2020 Donates Anti-COVID-19 Resources to Hospital Authority of Hong Kong.

== Awards and recognition ==

- 1980 Small Injection Moulding Machines (Minijet 20D) is awarded "New Product Award" in the Hong Kong New Products Competition of The Chinese Manufacturers’ Association of Hong Kong.
- 1986 Chen Hsong's injection moulding machine wins "Hong Kong New Product Award" in the Hong Kong New Product Competition of The Chinese Manufacturers’ Association of Hong Kong.
- 1989 A Chen Hsong Closed-Loop Injection Moulding Machine wins the "CMA Design Award" section of The Governor's Award for Industry Machinery / Equipment Design Competition of The Chinese Manufacturers’ Association of Hong Kong
- 2000 The CHEN-PET, two-stage preform moulding turnkey system, is awarded the Hong Kong Awards for Industry CMA Machinery and Equipment Design Award
- 2005 SFIE of Shenzhen, China awards Chen Hsong for being "The Shenzhen Top Brand"
- 2007 Chen Hsong's "CH" brand is awarded China Top Brand status.
- 2010 Chen Hsong Machinery (Shenzhen) Co., Ltd. is awarded the "High Technology Enterprises Certificate" in China.
- 2013 Wins 2013 Hong Kong CMA Industry Award for Machinery and Machine Tools Design
- 2019 Wins the "Grand Award" and "Certificate of Merit" for its SPARK Series All Electric Injection Molding Machine and the SUPERMASTER Two Platen Series 6,500 Tons Clamping Force with Two Injection Unit System respectively in the Equipment and Machinery Design category of the Hong Kong Awards for Industries organised by The Chinese Manufacturers' Association of Hong Kong.
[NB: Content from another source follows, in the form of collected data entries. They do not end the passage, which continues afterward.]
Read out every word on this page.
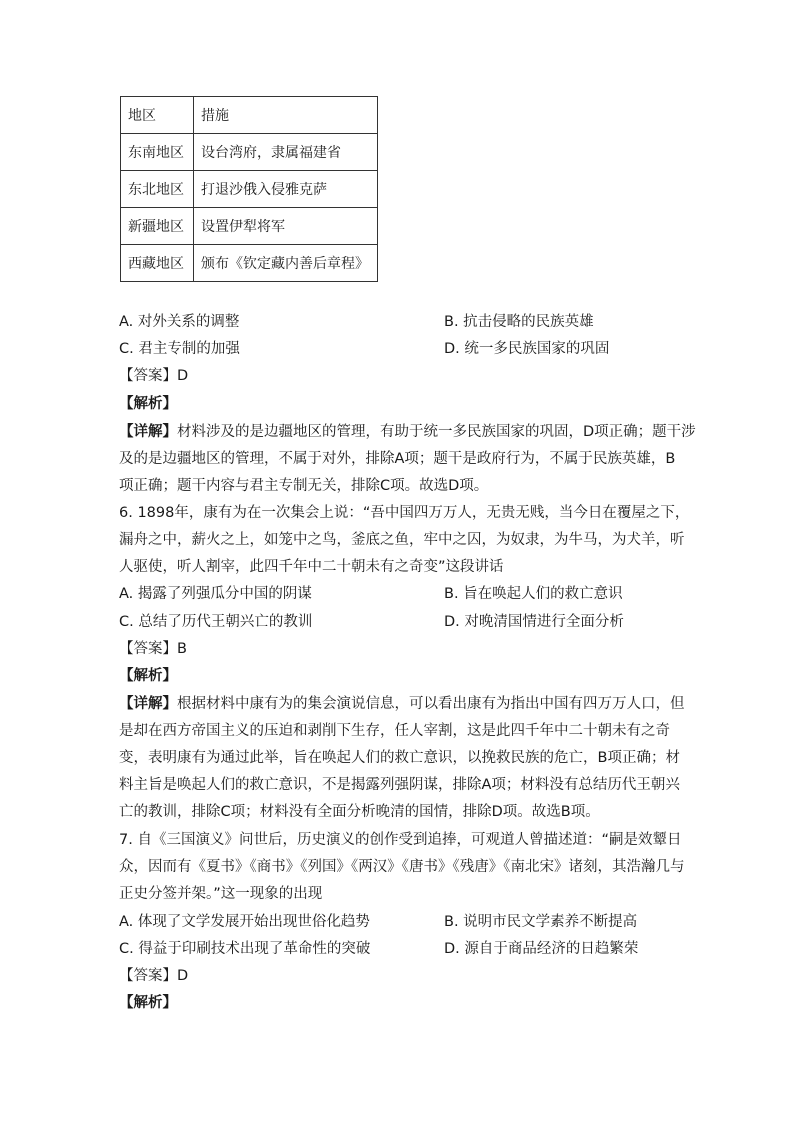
地区	措施
东南地区	设台湾府，隶属福建省
东北地区	打退沙俄入侵雅克萨
新疆地区	设置伊犁将军
西藏地区	颁布《钦定藏内善后章程》
A. 对外关系的调整	B. 抗击侵略的民族英雄
C. 君主专制的加强	D. 统一多民族国家的巩固
【答案】D
【解析】
【详解】材料涉及的是边疆地区的管理，有助于统一多民族国家的巩固，D项正确；题干涉
及的是边疆地区的管理，不属于对外，排除A项；题干是政府行为，不属于民族英雄，B
项正确；题干内容与君主专制无关，排除C项。故选D项。
6. 1898年，康有为在一次集会上说：“吾中国四万万人，无贵无贱，当今日在覆屋之下，
漏舟之中，薪火之上，如笼中之鸟，釜底之鱼，牢中之囚，为奴隶，为牛马，为犬羊，听
人驱使，听人割宰，此四千年中二十朝未有之奇变”这段讲话
A. 揭露了列强瓜分中国的阴谋	B. 旨在唤起人们的救亡意识
C. 总结了历代王朝兴亡的教训	D. 对晚清国情进行全面分析
【答案】B
【解析】
【详解】根据材料中康有为的集会演说信息，可以看出康有为指出中国有四万万人口，但
是却在西方帝国主义的压迫和剥削下生存，任人宰割，这是此四千年中二十朝未有之奇
变，表明康有为通过此举，旨在唤起人们的救亡意识，以挽救民族的危亡，B项正确；材
料主旨是唤起人们的救亡意识，不是揭露列强阴谋，排除A项；材料没有总结历代王朝兴
亡的教训，排除C项；材料没有全面分析晚清的国情，排除D项。故选B项。
7. 自《三国演义》问世后，历史演义的创作受到追捧，可观道人曾描述道：“嗣是效颦日
众，因而有《夏书》《商书》《列国》《两汉》《唐书》《残唐》《南北宋》诸刻，其浩瀚几与
正史分签并架。”这一现象的出现
A. 体现了文学发展开始出现世俗化趋势	B. 说明市民文学素养不断提高
C. 得益于印刷技术出现了革命性的突破	D. 源自于商品经济的日趋繁荣
【答案】D
【解析】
== Financial and corporate information ==

Chen Hsong has approximately 2,300 employees and has been listed on the Hong Kong stock exchange since 1991 (57:HK).

=== Executives and board members ===

The current chairman, CEO and executive director is Chiang Lai Yuen(蔣麗苑), who commenced in post in April 2018, succeeding her father, Chiang Chen.
Hau Leung Chung "Stephen" has been Chief Officer:Strategy/Executive Director since April 2003 and Chi Ngai Chan "John" has been Company Secretary since his appointment in December 2016.

Board Members include Chiang Lai Yuen of Chen Hsong Holdings, Lee Tze Hau "Michael," and Chan Charnwut "Bernard" of Asia Financial Holdings Ltd.